Insurance companies, by the way, are regulated by states. This no doubt introduces inefficiencies in their ability to track down and prevent frauds, in their ability to combine with other companies in tracking fraud, and in their incentives to track fraud, since many have rates that are controlled by state regulation. Hence, these "private" insurers are by no means automatically to be preferred to Walmart in grasping the extent of Medicare fraud.

But if we do use them, we still find that Medicare fraud is in a class by itself.

And, as I have suggested, turning medicine into a massive insurance-associated scheme is a sure fire way to increase fraud as compared with direct payment for services because insurance companies are all subject to frauds that other kinds of companies do not experience, not that the latter are totally free from frauds, of course.

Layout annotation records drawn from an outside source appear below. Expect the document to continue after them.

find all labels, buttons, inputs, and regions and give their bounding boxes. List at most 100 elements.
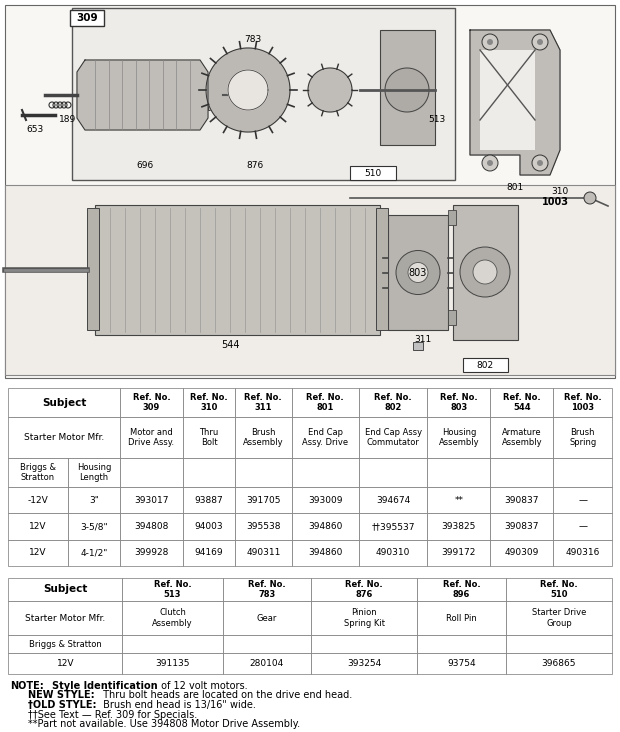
Bar	[223, 635, 311, 654]
Text: 12V: 12V	[29, 522, 46, 531]
Text: Motor and
Drive Assy.: Motor and Drive Assy.	[128, 428, 174, 447]
Polygon shape	[308, 68, 352, 112]
Text: 393009: 393009	[308, 496, 342, 505]
Text: Ref. No.
802: Ref. No. 802	[374, 393, 412, 412]
Bar	[490, 458, 553, 488]
Text: 653: 653	[27, 125, 43, 135]
Text: ††395537: ††395537	[371, 522, 415, 531]
Text: 876: 876	[246, 160, 264, 170]
Text: Thru bolt heads are located on the drive end head.: Thru bolt heads are located on the drive…	[100, 690, 352, 701]
Text: End Cap Assy
Commutator: End Cap Assy Commutator	[365, 428, 422, 447]
Text: ‑12V: ‑12V	[27, 496, 48, 505]
Text: NEW STYLE:: NEW STYLE:	[28, 690, 95, 701]
Text: —: —	[578, 496, 587, 505]
Bar	[183, 388, 235, 417]
Bar	[120, 388, 183, 417]
Text: Ref. No.
510: Ref. No. 510	[540, 580, 578, 599]
Text: 490311: 490311	[246, 548, 280, 557]
Bar	[506, 635, 612, 654]
Bar	[427, 417, 490, 458]
Bar	[8, 488, 68, 513]
Circle shape	[473, 260, 497, 284]
Text: Gear: Gear	[257, 613, 277, 622]
Bar	[417, 601, 506, 635]
Text: 309: 309	[76, 13, 98, 23]
Text: Roll Pin: Roll Pin	[446, 613, 477, 622]
Bar	[490, 417, 553, 458]
Bar	[553, 513, 612, 539]
Bar	[122, 654, 223, 674]
Bar	[359, 458, 427, 488]
Text: Ref. No.
876: Ref. No. 876	[345, 580, 383, 599]
Text: Ref. No.
801: Ref. No. 801	[306, 393, 344, 412]
Text: 513: 513	[428, 116, 446, 124]
Bar	[427, 488, 490, 513]
Bar	[427, 388, 490, 417]
Bar	[5, 185, 615, 375]
Bar	[417, 635, 506, 654]
Bar	[427, 458, 490, 488]
Bar	[490, 488, 553, 513]
Text: Brush
Assembly: Brush Assembly	[243, 428, 283, 447]
Text: 395538: 395538	[246, 522, 280, 531]
Bar	[427, 513, 490, 539]
Text: 1003: 1003	[541, 197, 569, 207]
Bar	[553, 488, 612, 513]
Bar	[417, 654, 506, 674]
Text: 490310: 490310	[376, 548, 410, 557]
Bar	[359, 513, 427, 539]
Circle shape	[396, 250, 440, 294]
Bar	[453, 205, 518, 340]
Text: of 12 volt motors.: of 12 volt motors.	[158, 681, 247, 691]
Text: 93887: 93887	[195, 496, 223, 505]
Text: Brush
Spring: Brush Spring	[569, 428, 596, 447]
Bar	[553, 417, 612, 458]
Bar	[223, 654, 311, 674]
Bar	[183, 417, 235, 458]
Bar	[70, 10, 104, 26]
Text: **: **	[454, 496, 463, 505]
Text: Armature
Assembly: Armature Assembly	[502, 428, 542, 447]
Bar	[8, 601, 122, 635]
Text: 12V: 12V	[56, 660, 74, 668]
Polygon shape	[228, 70, 268, 110]
Circle shape	[482, 155, 498, 171]
Bar	[183, 513, 235, 539]
Text: 399928: 399928	[134, 548, 169, 557]
Bar	[359, 417, 427, 458]
Text: Ref. No.
310: Ref. No. 310	[190, 393, 228, 412]
Text: Briggs &
Stratton: Briggs & Stratton	[20, 463, 56, 482]
Bar	[553, 539, 612, 566]
Bar	[553, 388, 612, 417]
Text: Ref. No.
544: Ref. No. 544	[503, 393, 541, 412]
Text: 394674: 394674	[376, 496, 410, 505]
Bar	[8, 654, 122, 674]
Bar	[427, 539, 490, 566]
Text: —: —	[578, 522, 587, 531]
Text: 510: 510	[365, 168, 382, 177]
Bar	[490, 539, 553, 566]
Polygon shape	[77, 60, 208, 130]
Text: †OLD STYLE:: †OLD STYLE:	[28, 700, 97, 710]
Bar	[417, 578, 506, 601]
Text: 801: 801	[507, 184, 524, 193]
Bar	[183, 488, 235, 513]
Text: 393825: 393825	[441, 522, 476, 531]
Bar	[8, 417, 120, 458]
Bar	[291, 388, 359, 417]
Text: Style Identification: Style Identification	[52, 681, 157, 691]
Text: 394808: 394808	[134, 522, 169, 531]
Text: End Cap
Assy. Drive: End Cap Assy. Drive	[302, 428, 348, 447]
Text: 391705: 391705	[246, 496, 280, 505]
Text: 696: 696	[136, 160, 154, 170]
Text: Housing
Assembly: Housing Assembly	[438, 428, 479, 447]
Bar	[120, 539, 183, 566]
Text: 94003: 94003	[195, 522, 223, 531]
Text: 280104: 280104	[250, 660, 284, 668]
Bar	[506, 601, 612, 635]
Text: 544: 544	[221, 340, 239, 350]
Text: 94169: 94169	[195, 548, 223, 557]
Text: Starter Motor Mfr.: Starter Motor Mfr.	[25, 613, 105, 622]
Bar	[235, 539, 291, 566]
Bar	[5, 5, 615, 378]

Insurance companies are regarded by many Americans as legitimate targets for fraud. Many people easily become criminals against insurance companies if they can. According to surveys of American attitudes on insurance fraud, about 10-20 percent of Americans do not consider it unethical and that's a measure of how many might do it.

The process of insurance itself raises the possibilities of fraud, as compared with simply buying a medical service directly. The insurer has to assess risk, and people filling out questions can lie. The insurer cannot check all the questions. If it could, it wouldn't be asking them. It has to rely on a degree of honesty. People can misrepresent the status of their health or a car's mileage. People can collude with agents on claims. Agents can divert payments from insurers to themselves. People can file false claims. Crime gangs can empty a warehouse, fill it with junk, and then burn it down. Then it can collect the insurance. There are various ways to inflate claims and use kickbacks to defraud the company. People can file a claim for damage that occurred before the insurance took effect, because the company cannot check everything. People can inflate a claim to cover the deductible.

Source: http://www.lewrockwell.com/blog/lewrw/archives/124149.html

summerfest summerfest fidel castro rick santorum ozzie guillen castro comments phish gluten free diet

No comments:

Post a Comment

Note: Only a member of this blog may post a comment.